Enabling flexible solid-state Zn batteries via tailoring sulfur deficiency in bimetallic sulfide nanotube arrays

Abstract

The ability to create advanced cathode nanomaterials with greatly enhanced energy density for rechargeable Zn batteries remains a grand challenge. Herein, we craft bimetallic NiCo 2 S 4-x with tunable sulfur deficiency as effective cathode materials for Zn batteries with large capacity, high rate capability and outstanding cycle stability. Notably, the sulfur vacancies can be judiciously tailored to increase the electrical conductivity and number of active sites for electrochemical reaction.
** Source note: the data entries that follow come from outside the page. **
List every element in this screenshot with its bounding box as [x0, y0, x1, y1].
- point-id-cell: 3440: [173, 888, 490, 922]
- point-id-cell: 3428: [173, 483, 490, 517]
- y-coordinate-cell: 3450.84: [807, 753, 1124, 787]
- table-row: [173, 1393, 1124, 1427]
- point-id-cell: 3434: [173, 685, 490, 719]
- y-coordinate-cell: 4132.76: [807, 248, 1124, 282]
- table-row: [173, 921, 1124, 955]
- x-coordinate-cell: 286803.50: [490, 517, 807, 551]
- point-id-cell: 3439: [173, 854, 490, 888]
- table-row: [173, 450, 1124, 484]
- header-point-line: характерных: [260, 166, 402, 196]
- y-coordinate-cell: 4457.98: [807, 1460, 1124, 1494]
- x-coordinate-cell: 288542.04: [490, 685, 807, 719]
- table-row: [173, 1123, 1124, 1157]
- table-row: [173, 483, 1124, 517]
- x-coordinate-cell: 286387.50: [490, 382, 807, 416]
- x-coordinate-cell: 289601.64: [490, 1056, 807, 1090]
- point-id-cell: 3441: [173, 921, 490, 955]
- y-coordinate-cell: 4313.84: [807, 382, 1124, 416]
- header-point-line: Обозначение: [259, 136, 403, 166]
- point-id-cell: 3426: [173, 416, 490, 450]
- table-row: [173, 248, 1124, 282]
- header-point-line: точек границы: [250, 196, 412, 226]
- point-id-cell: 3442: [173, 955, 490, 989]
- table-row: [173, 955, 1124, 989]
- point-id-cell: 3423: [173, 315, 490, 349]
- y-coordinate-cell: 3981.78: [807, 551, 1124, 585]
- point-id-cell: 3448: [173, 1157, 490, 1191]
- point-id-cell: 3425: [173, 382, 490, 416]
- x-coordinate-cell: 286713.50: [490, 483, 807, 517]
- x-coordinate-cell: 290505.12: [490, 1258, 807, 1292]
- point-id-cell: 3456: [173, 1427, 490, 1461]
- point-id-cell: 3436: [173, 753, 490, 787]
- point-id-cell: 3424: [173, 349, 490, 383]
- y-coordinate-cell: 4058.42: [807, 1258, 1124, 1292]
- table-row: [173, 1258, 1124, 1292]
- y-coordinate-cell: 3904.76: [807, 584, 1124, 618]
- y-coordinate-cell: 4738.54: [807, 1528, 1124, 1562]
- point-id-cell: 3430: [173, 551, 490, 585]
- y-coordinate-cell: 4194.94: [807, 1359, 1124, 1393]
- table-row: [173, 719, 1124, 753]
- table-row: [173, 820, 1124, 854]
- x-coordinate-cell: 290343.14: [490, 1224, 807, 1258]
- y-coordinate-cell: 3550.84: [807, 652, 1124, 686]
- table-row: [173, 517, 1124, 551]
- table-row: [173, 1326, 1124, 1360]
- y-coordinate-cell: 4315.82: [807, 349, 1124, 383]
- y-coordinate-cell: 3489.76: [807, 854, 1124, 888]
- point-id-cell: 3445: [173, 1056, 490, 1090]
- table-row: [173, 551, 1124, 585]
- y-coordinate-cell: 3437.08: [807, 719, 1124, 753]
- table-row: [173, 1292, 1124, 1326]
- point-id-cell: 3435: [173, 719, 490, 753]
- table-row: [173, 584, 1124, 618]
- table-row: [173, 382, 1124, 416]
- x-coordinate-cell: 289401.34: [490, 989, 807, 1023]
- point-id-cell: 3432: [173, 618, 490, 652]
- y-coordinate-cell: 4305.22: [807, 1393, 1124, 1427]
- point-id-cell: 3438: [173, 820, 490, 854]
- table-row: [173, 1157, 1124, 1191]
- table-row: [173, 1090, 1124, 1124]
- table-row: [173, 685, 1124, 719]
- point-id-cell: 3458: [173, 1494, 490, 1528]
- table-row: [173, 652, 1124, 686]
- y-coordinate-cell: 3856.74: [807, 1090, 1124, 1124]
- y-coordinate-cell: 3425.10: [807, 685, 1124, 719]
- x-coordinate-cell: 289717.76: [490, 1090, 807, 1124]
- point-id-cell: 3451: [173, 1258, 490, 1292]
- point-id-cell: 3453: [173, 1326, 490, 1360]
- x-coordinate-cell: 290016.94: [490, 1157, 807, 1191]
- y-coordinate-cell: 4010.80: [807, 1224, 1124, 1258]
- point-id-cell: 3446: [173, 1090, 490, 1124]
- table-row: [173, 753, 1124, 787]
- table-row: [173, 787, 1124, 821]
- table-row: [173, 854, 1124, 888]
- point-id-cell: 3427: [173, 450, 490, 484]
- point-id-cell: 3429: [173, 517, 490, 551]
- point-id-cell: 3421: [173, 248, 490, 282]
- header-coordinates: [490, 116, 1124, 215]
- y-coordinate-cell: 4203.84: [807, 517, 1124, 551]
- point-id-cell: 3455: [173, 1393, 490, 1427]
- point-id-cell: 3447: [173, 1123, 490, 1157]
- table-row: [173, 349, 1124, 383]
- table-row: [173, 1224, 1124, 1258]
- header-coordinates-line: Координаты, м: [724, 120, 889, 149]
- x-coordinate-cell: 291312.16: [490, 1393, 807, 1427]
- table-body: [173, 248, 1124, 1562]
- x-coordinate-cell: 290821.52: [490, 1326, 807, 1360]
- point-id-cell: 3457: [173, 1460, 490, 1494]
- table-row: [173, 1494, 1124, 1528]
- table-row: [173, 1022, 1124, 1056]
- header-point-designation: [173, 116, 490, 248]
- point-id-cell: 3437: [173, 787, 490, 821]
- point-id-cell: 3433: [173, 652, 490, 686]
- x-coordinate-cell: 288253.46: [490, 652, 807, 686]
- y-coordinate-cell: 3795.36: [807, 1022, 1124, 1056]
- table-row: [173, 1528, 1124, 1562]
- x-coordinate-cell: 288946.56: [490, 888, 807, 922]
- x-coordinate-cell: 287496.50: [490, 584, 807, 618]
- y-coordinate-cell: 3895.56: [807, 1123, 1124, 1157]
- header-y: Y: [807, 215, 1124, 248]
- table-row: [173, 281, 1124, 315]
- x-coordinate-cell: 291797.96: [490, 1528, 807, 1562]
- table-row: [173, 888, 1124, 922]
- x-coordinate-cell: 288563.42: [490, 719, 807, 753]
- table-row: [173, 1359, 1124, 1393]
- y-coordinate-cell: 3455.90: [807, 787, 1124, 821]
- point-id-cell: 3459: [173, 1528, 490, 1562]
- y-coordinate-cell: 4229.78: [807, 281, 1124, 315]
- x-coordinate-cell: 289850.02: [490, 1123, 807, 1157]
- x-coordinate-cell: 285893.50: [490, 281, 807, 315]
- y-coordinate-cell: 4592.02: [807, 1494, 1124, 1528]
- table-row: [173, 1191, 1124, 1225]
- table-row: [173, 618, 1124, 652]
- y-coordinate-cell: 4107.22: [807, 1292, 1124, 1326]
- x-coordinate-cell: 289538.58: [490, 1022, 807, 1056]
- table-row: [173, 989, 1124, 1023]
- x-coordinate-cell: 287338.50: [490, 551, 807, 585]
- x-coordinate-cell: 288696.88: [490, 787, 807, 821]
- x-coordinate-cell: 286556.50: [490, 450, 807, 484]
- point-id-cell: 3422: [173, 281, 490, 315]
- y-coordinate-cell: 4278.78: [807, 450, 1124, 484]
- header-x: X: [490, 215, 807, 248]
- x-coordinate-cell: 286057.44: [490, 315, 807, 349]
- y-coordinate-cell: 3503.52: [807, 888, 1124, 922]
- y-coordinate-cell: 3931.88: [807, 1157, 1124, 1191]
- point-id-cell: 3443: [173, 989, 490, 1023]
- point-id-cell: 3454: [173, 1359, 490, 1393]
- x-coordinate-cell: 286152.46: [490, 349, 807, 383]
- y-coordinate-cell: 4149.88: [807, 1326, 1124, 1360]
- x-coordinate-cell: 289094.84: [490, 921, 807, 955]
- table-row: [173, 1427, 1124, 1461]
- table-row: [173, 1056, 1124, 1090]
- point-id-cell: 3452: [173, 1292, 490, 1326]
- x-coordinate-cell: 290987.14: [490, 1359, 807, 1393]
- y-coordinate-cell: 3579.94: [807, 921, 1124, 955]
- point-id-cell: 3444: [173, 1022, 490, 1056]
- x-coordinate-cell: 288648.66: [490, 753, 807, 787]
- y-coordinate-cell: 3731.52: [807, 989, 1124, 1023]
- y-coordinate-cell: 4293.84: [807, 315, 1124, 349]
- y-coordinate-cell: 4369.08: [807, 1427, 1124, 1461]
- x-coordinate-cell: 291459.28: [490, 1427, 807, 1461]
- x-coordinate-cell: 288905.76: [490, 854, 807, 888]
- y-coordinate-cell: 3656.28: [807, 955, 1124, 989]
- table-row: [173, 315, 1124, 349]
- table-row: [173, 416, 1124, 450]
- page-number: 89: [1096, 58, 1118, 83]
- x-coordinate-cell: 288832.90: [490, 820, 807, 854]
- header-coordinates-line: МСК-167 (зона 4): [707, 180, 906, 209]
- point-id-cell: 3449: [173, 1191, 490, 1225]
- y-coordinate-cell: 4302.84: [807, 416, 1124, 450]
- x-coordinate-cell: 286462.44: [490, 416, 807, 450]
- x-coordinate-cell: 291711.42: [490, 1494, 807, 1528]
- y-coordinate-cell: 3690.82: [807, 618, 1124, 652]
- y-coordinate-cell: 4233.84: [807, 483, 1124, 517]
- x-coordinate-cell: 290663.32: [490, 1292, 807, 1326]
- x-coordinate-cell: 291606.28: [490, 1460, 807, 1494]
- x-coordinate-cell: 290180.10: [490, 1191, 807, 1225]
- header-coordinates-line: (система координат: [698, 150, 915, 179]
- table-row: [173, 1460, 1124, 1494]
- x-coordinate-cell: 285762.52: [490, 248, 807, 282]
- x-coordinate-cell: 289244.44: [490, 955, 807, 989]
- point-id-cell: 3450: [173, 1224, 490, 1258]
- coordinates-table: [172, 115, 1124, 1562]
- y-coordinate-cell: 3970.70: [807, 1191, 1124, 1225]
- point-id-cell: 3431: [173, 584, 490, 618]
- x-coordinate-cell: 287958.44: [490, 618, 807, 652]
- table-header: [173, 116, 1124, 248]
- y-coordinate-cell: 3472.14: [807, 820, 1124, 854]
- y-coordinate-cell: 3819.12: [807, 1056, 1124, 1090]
The resulting sulfur-deficient NiCo 2 S 4-x nanotube arrays on carbon cloth (denoted sd-NiCo 2 S 4-x @CC) present high capacities of 298.3 and 175.7 mAh g −1 at 0.5 and 5 A g −1 , respectively, which outperform the CC-support-free NiCo 2 S 4-x nanotube and NiCo 2 O 4 nanowire counterparts. Mechanistic study reveals the partial dissolution of S elements in sd-NiCo 2 S 4-x @CC electrodes, which has not been observed in sulfide-based Zn batteries. The redox reaction of sd-NiCo 2 S 4-x @CC involves the formation of NiS 4-x-2y OH, CoS y OH, and CoS y O during charging and S doped NiO and CoO during discharging. The residual S-doping effect in bimetallic electrode materials is key to sustain high reactivity and cycle stability. Furthermore, a flexible solid-state sd-NiCo 2 S 4-x @CC//Zn@CC battery is assembled using sodium polyacrylate hydrogel electrolyte, displaying an unprecedented cyclic durability of 84.7% after 1500 cycles at 5 A g −1 . As such, the deficiency (e.g., S, O, P, etc.) tailoring represents a robust strategy to yield high performance electrode materials for energy storage devices. • A robust sulfur-deficiency tailoring strategy to craft bimetallic NiCo 2 S 4-x nanotube arrays was developed. • The obtained sd-NiCo 2 S 4-x @CC electrode presents high capacities with outstanding cycle stability. • The redox reaction is to form NiS 4-x-2y OH, CoS y OH, and CoS y O during charge and S-doped NiO and CoO during discharge. • A flexible solid-state battery capitalizing on hydrogel electrolyte is constructed, yielding superior performance.